Tonight’s WPCA-FM story broadcast was Futuro De Oro, “Golden Future” in English. The title is taken from the name of a sea bluff slum outside Tijuana, Mexico, where people from Mexico’s interior have come in the hopes of finding a better life in the city than they had in their previous homes in the country’s interior. However, like any city anywhere, Tijuana was unable to keep up or ahead of an influx of new settlers, so things like water and sewer were unavailable in Future de Oro. People bought their water from trucks hauling it from wells down by the sea below the squatters’ shacks on the bluffs. Roads were axle busters and children living in the tar paper shacks suffered malnutrition.
Those conditions were appalling to the young woman in the story who was taken around by a young man who had a hot sports car and a special dining place south of Tijuana in Ensenada. I believe Casa Rey Sol, the oldest French-Mexican restaurant in Mexico, still is there. In the story, the young woman, a law student, and her boy friend, heir to a family business, have opposing views about what to do about poverty, about war, and about what to do if drafted into the military. Can they resolve their differences? Read Futuro de Oro to find out!
Futuro is a “talky” story with the arguing interspersed by Baja driving too fast and near sliding over the ocean- kissing cliffs into the sea. It does raise our never-resolved issues about how to raise people from poverty into a better life. Generation after generation we’ve never really solved it, despite philosophical and political efforts to find a remedy.
Again, I am grateful to WPCA-FM for its monthly broadcasts of my stories. As I’ve said, I never know ahead of time which of my 27 stories they will select for you to hear.

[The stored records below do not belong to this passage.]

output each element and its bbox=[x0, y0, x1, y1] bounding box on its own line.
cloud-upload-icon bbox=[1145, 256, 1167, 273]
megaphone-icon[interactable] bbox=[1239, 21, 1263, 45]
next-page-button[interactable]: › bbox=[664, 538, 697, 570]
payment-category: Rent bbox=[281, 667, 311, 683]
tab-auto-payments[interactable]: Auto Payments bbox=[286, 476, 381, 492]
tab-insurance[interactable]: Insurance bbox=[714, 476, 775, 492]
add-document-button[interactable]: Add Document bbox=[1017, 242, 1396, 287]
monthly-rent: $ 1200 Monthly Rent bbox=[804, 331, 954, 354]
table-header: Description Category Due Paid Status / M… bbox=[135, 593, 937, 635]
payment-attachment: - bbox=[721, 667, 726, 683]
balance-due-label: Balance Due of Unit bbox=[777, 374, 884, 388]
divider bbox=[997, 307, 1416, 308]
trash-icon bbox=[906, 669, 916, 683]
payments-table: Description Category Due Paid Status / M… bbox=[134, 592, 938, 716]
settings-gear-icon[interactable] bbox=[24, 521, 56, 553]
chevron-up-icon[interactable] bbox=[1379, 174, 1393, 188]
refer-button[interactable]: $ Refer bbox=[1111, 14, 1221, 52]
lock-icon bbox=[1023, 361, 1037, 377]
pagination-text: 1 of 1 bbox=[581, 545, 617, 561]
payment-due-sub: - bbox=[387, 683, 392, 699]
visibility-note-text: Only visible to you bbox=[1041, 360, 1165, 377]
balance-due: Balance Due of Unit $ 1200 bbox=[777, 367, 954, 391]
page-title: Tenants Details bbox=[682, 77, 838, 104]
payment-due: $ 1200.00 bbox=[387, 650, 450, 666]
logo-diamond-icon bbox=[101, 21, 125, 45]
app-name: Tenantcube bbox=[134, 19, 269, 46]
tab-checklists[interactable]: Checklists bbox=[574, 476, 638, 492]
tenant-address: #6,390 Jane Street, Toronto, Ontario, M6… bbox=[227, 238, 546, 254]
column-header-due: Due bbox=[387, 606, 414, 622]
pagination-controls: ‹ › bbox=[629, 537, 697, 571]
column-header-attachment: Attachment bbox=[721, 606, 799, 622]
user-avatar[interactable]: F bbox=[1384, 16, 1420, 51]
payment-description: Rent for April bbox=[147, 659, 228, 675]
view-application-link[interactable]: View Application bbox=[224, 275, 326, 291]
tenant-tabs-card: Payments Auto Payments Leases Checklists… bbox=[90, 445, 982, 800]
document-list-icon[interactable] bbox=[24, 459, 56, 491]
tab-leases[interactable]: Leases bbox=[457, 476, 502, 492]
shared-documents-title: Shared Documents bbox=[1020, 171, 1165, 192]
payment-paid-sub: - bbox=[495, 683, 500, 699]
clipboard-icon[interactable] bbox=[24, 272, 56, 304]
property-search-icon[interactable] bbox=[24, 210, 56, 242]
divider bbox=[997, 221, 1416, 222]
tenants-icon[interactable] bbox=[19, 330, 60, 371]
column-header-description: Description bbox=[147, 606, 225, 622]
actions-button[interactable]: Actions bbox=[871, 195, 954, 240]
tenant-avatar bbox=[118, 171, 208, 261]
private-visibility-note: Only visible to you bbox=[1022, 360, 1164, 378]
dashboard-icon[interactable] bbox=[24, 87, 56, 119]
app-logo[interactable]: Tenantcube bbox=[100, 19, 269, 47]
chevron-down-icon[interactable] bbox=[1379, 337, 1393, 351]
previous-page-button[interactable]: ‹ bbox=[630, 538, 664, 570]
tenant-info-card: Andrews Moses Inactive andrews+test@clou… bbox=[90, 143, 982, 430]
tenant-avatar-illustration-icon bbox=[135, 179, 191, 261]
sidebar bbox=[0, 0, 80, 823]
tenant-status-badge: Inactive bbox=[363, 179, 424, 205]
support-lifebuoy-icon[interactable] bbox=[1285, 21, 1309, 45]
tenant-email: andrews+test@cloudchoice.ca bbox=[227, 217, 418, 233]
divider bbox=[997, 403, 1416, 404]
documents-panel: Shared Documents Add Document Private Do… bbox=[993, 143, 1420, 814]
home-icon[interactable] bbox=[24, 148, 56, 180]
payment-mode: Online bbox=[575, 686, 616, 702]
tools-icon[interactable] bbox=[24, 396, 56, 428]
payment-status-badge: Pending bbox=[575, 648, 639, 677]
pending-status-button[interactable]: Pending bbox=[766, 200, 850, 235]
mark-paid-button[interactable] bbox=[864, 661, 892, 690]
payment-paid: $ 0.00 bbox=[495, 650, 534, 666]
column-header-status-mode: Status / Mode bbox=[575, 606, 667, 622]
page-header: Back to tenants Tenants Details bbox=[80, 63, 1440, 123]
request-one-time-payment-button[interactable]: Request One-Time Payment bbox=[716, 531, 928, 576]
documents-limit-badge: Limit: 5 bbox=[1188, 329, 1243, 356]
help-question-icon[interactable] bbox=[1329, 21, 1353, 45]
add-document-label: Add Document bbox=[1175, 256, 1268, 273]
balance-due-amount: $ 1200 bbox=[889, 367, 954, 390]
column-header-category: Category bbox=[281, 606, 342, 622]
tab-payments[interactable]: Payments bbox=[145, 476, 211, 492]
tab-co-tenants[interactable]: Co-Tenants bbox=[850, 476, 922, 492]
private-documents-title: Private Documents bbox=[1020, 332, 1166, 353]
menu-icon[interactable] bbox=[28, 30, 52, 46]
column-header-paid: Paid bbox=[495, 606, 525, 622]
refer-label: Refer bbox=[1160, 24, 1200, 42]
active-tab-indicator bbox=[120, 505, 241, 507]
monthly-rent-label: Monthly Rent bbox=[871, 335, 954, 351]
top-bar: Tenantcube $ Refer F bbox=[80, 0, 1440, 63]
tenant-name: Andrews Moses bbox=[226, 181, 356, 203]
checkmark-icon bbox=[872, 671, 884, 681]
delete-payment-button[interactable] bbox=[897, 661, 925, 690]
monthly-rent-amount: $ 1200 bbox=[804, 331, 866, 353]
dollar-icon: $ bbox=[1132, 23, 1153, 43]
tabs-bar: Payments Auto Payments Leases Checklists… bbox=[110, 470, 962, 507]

People have asked whether, now that I’m retired, there will be more stories. I’ve said that I really don’t know. But around 4 a.m. the other morning I had the bones of a story come–that’s the way my stories have come, usually with dialogue first and in the wee hours of the morning–and since that morning there has been nothing. This possible story felt longer than the short stories I have been publishing. Perhaps the “nothing” is because I’ve been busy with “life”, as well as putting the finishing touches on Gretel and Andy, God’s Gift, Marina’s book in which her Seeing Eye Dogs, Gretel and Andy, talk about what life is like as a guide dog. It’s a cute book and informative. You can get it for $15 on Amazon.com and your favorite book store. Marina also has written a draft about her early life in war-time Berlin, Germany and I have done a first draft of my own growing up in the Hollywood Hills, a rural oasis in the middle of a major metropolitan area. Both of these accounts will demand some of my time and may just crowd out stories for awhile. We shall see.